Fast Grid Emissions Sensitivities using Parallel Decentralized Implicit Differentiation
Anthony Degleris, Lucas Fuentes Valenzuela, Ram Rajagopal, Marco Pavone, Abbas El Gamal
TL;DR
The paper tackles the expensive computation of dynamic locational marginal emissions (LMEs) in large, sparse power networks with intertemporal constraints. It advances a parallel, reverse-mode decentralized implicit differentiation framework that never forms the full solution-map Jacobian, leveraging vector-Jacobian products to achieve scalability. The key contributions include a dual-decomposition approach to decouple time periods, a method to compute the coupling Jacobian, and a rigorous demonstration that parallelization is essential for achieving speedups in sparse systems, with empirical results showing up to 15× speedups on 500-node networks. The approach generalizes beyond LMEs to arbitrary convex dispatch models, offering substantial practical impact for real-time emissions signaling and emissions-driven operational planning in grids with high renewable and storage penetration.
Abstract
Marginal emissions rates -- the sensitivity of carbon emissions to electricity demand -- are important for evaluating the impact of emissions mitigation measures. Like locational marginal prices, locational marginal emissions rates (LMEs) can vary geographically, even between nearby locations, and may be coupled across time periods because of, for example, storage and ramping constraints.

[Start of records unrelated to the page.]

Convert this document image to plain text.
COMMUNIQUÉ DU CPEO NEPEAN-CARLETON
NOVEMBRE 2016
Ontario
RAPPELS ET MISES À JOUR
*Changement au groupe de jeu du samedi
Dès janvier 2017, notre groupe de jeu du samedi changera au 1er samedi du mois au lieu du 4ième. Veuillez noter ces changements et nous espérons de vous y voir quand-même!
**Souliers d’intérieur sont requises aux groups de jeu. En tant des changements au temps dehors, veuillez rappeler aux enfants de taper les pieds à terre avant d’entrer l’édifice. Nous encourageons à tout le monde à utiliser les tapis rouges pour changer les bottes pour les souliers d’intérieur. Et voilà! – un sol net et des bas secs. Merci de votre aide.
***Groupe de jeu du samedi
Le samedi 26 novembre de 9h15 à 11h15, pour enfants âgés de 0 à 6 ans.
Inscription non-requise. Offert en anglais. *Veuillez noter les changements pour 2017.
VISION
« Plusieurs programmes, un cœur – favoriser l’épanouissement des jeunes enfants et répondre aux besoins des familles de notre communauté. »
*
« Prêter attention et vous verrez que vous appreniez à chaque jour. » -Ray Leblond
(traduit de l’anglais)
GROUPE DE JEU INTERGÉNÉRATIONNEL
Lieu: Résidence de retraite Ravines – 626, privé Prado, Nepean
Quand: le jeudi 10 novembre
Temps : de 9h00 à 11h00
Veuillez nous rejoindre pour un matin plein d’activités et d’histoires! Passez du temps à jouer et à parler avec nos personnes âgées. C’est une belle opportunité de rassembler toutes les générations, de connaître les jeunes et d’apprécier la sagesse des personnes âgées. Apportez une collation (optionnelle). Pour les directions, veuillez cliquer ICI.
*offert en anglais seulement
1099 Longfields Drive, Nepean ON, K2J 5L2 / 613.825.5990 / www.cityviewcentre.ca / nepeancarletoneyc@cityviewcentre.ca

This temporal coupling makes computing LMEs computationally expensive for large electricity networks with high storage and renewable penetrations. Recent work demonstrates that decentralized algorithms can mitigate this problem by decoupling timesteps during differentiation. Unfortunately, we show these potential speedups are negated by the sparse structure inherent in power systems problems. We address these limitations by introducing a parallel, reverse-mode decentralized differentiation scheme that never explicitly instantiates the solution map Jacobian. We show both theoretically and empirically that parallelization is necessary to achieve non-trivial speedups when computing grid emissions sensitivities. Numerical results on a 500 node system indicate that our method can achieve greater than 10x speedups over centralized and serial decentralized approaches.